/
Configuring the load

Configuring the load

All loads in RDMP are composed of 1 or more ProcessTask. Each ProcessTask operates on a specific stage of the load pipeline and does a single activity (de-duplicate records, load files from CSV etc).

There are 5 categories of ProcessTask

Category

Purpose

Category

Purpose

Executable

Runs a specified .exe file

SQLFile

Runs a specified block of SQL on it's associated load stage database (e.g. RAW)

DataProvider

Moves files around e.g. downloading from an FTP server

Attacher

Loads records into the RAW database e.g. from CSV or remote table

MutilateDataTable

Modifies table data in RAW/STAGING to resolve specific issues (primary key collisions etc)

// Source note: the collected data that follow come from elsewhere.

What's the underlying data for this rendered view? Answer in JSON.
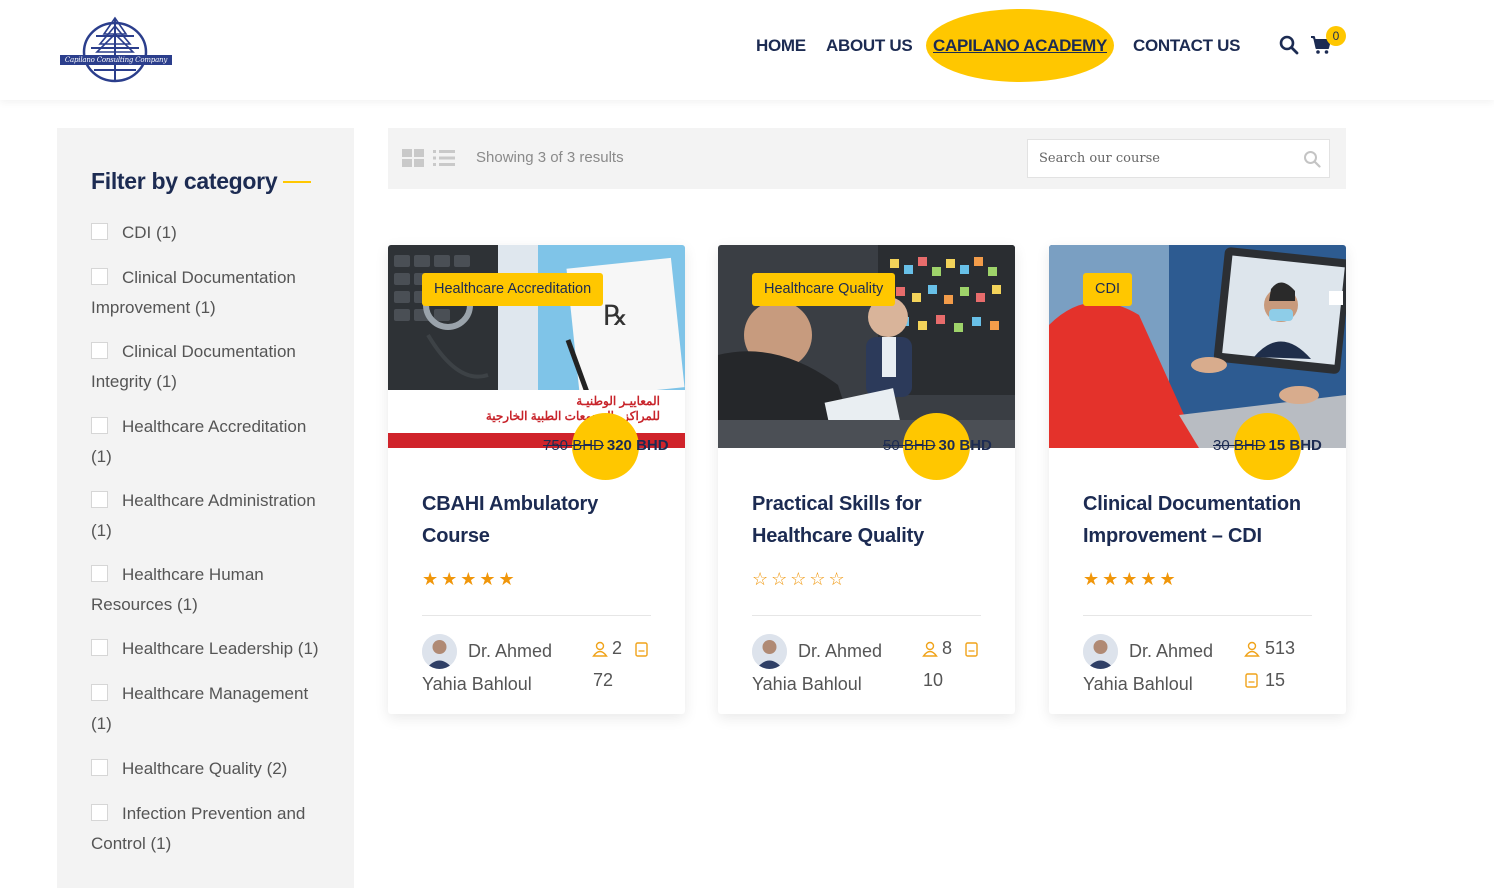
{
  "header": {
    "logo_text": "Capilano Consulting Company",
    "nav": {
      "home": "HOME",
      "about": "ABOUT US",
      "academy": "CAPILANO ACADEMY",
      "contact": "CONTACT US"
    },
    "cart_count": "0",
    "accent_color": "#ffc700",
    "brand_color": "#1c2b52"
  },
  "sidebar": {
    "title": "Filter by category",
    "categories": [
      "CDI (1)",
      "Clinical Documentation Improvement (1)",
      "Clinical Documentation Integrity (1)",
      "Healthcare Accreditation (1)",
      "Healthcare Administration (1)",
      "Healthcare Human Resources (1)",
      "Healthcare Leadership (1)",
      "Healthcare Management (1)",
      "Healthcare Quality (2)",
      "Infection Prevention and Control (1)"
    ]
  },
  "toolbar": {
    "showing": "Showing 3 of 3 results",
    "search_placeholder": "Search our course"
  },
  "courses": [
    {
      "category": "Healthcare Accreditation",
      "old_price": "750 BHD",
      "price": "320 BHD",
      "title": "CBAHI Ambulatory Course",
      "rating": 5,
      "stars": "★★★★★",
      "instructor": "Dr. Ahmed Yahia Bahloul",
      "students": "2",
      "lessons": "72",
      "image_text_1": "المعاييـر الوطنيـة",
      "image_text_2": "للمراكز والمجمعات الطبية الخارجية"
    },
    {
      "category": "Healthcare Quality",
      "old_price": "50 BHD",
      "price": "30 BHD",
      "title": "Practical Skills for Healthcare Quality",
      "rating": 0,
      "stars": "☆☆☆☆☆",
      "instructor": "Dr. Ahmed Yahia Bahloul",
      "students": "8",
      "lessons": "10"
    },
    {
      "category": "CDI",
      "old_price": "30 BHD",
      "price": "15 BHD",
      "title": "Clinical Documentation Improvement – CDI",
      "rating": 5,
      "stars": "★★★★★",
      "instructor": "Dr. Ahmed Yahia Bahloul",
      "students": "513",
      "lessons": "15"
    }
  ]
}
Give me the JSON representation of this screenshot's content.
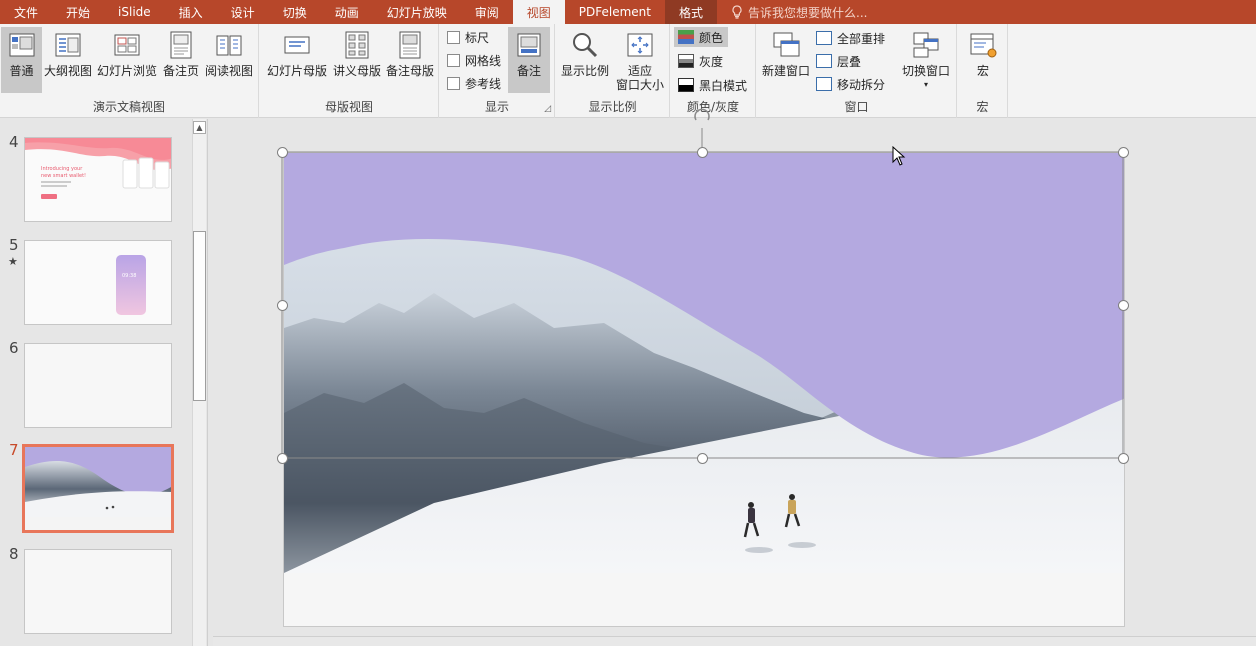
{
  "menu": {
    "tabs": [
      "文件",
      "开始",
      "iSlide",
      "插入",
      "设计",
      "切换",
      "动画",
      "幻灯片放映",
      "审阅",
      "视图",
      "PDFelement",
      "格式"
    ],
    "active_tab": "视图",
    "tell_me": "告诉我您想要做什么..."
  },
  "ribbon": {
    "presentation_views": {
      "label": "演示文稿视图",
      "buttons": [
        "普通",
        "大纲视图",
        "幻灯片浏览",
        "备注页",
        "阅读视图"
      ],
      "selected": "普通"
    },
    "master_views": {
      "label": "母版视图",
      "buttons": [
        "幻灯片母版",
        "讲义母版",
        "备注母版"
      ]
    },
    "show": {
      "label": "显示",
      "checkboxes": [
        "标尺",
        "网格线",
        "参考线"
      ],
      "notes_button": "备注"
    },
    "zoom": {
      "label": "显示比例",
      "zoom_button": "显示比例",
      "fit_line1": "适应",
      "fit_line2": "窗口大小"
    },
    "color": {
      "label": "颜色/灰度",
      "options": [
        "颜色",
        "灰度",
        "黑白模式"
      ],
      "selected": "颜色"
    },
    "window": {
      "label": "窗口",
      "new_window": "新建窗口",
      "arrange_all": "全部重排",
      "cascade": "层叠",
      "move_split": "移动拆分",
      "switch_window": "切换窗口"
    },
    "macros": {
      "label": "宏",
      "button": "宏"
    }
  },
  "thumbnails": [
    {
      "number": "4",
      "starred": false,
      "active": false
    },
    {
      "number": "5",
      "starred": true,
      "active": false
    },
    {
      "number": "6",
      "starred": false,
      "active": false
    },
    {
      "number": "7",
      "starred": false,
      "active": true
    },
    {
      "number": "8",
      "starred": false,
      "active": false
    }
  ],
  "thumb_texts": {
    "slide4_heading_line1": "Introducing your",
    "slide4_heading_line2": "new smart wallet!",
    "slide5_time": "09:38"
  },
  "star_glyph": "★",
  "colors": {
    "accent": "#b7472a",
    "wave_purple": "#b4a9e0",
    "selection_border": "#e8765a"
  }
}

The simplest load is one that simply has a CSV attacher. Add the 'AnySeparatorFileAttacher' to the 'Mounting' stage of the load:

Command Line: This can be done from the CLI using:

./rdmp CreateNewClassBasedProcessTask LoadMetadata:*Biochemistry Mounting AnySeparatorFileAttacher

Set the following properties:

Property

Value

Property

Value

Separator

,

FilePattern

*.csv

TableName

Biochemistry

Command Line: This can be done from the CLI using:

./rdmp SetArgument "ProcessTask:AnySeparatorFileAttacher" Separator "," ./rdmp SetArgument "ProcessTask:AnySeparatorFileAttacher" FilePattern "*.csv" ./rdmp SetArgument "ProcessTask:AnySeparatorFileAttacher" TableName "Biochemistry"

Running the load

Place the Biochemistry.csv file generated by BadMedicine into the ForLoading directory of your load (e.g. C:\temp\biochem\Data\ForLoading).

Right click the [LoadMetadata] and select 'Check and Execute'

Command Line: This can be done from the CLI using:

./rdmp.exe dle -l "LoadMetadata:*Biochemistry" --command check

If the checks propose changes such as creating the archive trigger you should accept them. If you are unsure if it worked you can run the checks again.

When running from CLI check fixes are automatically accepted.

Run the data load engine by pressing the green go button.

Command Line: This can be done from the CLI using:

./rdmp.exe dle -l "LoadMetadata:*Biochemistry" --command run

If your load fails and you are able to fix the problem then you must run the checks again before trying to execute the load again (this also applies to CLI use).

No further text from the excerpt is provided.